If it’s going to come down to investments, you’re going to need to get it right. You need to read the fable of “The Tortoise and the Hare” and take “slow and steady” to heart. You need to invest in an appropriate, long-term strategy. You need to make significant progress towards retirement during the first and second decades of your income-earning life, so you can have a decent chance of having significant assets during the last and second-to-last decades of your life.
  • Slow and Steady - Saving $100 a month in your bank account, raising your contributions to your employer’s 401(k) or retirement plan by 1%, and opening a Traditional or Roth IRA account that you’re not sure you can fully contribute to can feel almost silly. It seems like a drop in a bucket, and it is, but it’s a drop in your bucket. It’s the first steps on your journey of a thousand conference calls, staff meetings, and expense reports. The hardest part about beginning a savings plan, implementing a family budget, or taking on a debt reduction plan is starting it! Brief sprints of financial progress and long periods or “naps” where you live at your means (or beyond you means) will make you resemble the hare, and you may not win your race. To be honest, you might not even be able to finish! Dedicated, repetitive steps of saving 10% from every paycheck, increasing your retirement plan contributions every time you get a raise, making those annual IRA contributions, and making 13 payments instead of 12 on your mortgage are how you and the tortoise win the race. I think Aesop may have been a financial planner in his free time…
  • Invest Appropriately - I keep reading articles about how the market downturn in 2008 and 2009 has really spooked people in their 20s and 30s (millenials). For example, a recent study by UBS found that on average, millenials have half of their assets in cash and less than one third of their portfolios in stocks. I get it, I really do. Our grandparents’ home values went down like lead balloons, our parents’ investment accounts went down like an ACME anvil on Wile E. Coyote, and we couldn’t get jobs even though we went to college and did everything that was asked of us, but we cannot live in fear. My short-term market crystal ball is still in the shop, but I can tell you that plopping all of your assets under your mattress, in a bank account, in a bunch of bonds, or in an annuity with a minimal, yet allegedly “guaranteed,” return is not going to get it done. Young workers need to make diversified, tax-sensitive, and fee-conscious investments, but they also need to act their age! Long-term, 50% cash, 33% bonds, and 17% somewhere else is for grandpa and grandma - not for working millennials who have a longer time frame for their assets to significantly appreciate.
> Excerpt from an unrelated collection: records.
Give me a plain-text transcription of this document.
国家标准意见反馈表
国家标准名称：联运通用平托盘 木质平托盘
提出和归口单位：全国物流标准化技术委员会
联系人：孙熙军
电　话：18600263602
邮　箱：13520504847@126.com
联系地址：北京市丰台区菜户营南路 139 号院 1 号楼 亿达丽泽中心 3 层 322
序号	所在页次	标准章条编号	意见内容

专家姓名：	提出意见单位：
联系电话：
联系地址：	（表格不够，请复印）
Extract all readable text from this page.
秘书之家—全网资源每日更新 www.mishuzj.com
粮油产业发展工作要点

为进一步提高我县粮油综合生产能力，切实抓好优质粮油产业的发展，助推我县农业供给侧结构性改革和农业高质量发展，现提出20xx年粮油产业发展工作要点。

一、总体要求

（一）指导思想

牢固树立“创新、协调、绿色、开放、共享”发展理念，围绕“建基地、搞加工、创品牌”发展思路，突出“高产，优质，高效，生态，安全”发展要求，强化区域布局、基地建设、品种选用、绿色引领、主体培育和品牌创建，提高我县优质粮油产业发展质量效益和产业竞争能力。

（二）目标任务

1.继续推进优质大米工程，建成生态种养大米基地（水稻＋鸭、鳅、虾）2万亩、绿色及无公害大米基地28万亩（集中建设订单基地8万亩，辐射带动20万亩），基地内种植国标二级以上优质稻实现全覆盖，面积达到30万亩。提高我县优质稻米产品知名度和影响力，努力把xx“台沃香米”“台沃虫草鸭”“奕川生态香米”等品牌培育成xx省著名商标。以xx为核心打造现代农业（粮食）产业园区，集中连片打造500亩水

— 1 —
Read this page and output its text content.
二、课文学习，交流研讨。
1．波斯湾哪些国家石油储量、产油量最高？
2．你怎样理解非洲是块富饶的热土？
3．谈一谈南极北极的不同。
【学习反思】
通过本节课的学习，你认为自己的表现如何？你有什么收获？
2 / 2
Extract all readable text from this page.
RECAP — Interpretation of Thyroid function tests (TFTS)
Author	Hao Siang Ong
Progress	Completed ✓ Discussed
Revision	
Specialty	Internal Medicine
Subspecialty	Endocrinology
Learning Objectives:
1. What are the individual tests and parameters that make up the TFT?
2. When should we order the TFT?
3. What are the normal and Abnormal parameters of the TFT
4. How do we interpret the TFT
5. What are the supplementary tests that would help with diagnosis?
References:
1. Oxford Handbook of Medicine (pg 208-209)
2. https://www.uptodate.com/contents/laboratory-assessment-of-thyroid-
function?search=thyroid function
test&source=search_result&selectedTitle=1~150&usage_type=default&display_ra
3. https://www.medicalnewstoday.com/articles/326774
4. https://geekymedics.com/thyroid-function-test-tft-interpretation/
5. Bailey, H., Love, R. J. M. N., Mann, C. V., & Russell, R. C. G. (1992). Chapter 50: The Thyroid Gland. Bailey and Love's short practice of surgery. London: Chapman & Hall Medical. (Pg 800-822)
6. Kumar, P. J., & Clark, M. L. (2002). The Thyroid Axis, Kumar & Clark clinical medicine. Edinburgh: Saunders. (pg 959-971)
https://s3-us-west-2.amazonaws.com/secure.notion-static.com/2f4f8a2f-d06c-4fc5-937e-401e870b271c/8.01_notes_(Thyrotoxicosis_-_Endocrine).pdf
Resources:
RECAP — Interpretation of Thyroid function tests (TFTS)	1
  • Make Progress Early - I cannot emphasize how much higher the odds are that you will be in a good financial position if you start planning for retirement now as opposed to six months before you want to retire. Little things like building up an adequate emergency fund so you don’t have to raid your portfolio and sell when markets are down, making the contributions needed to your employer’s retirement plan to get their maximum match, and paying extra towards long-term debts may not seem like much now, but there will be a day when you look back, and you will smile. I wrote about the unbelievable power of compounding earlier this year, but it is worth restating that a dollar saved in your 50s is not the same as a dollar saved in your 30s! Progress towards your retirement goals at any point is great, but the sooner you can start packing away funds towards your future needs, the greater the chance that you will have meaningful compounding in your favor. If you start strong, you’ll have a much greater chance of finishing stronger.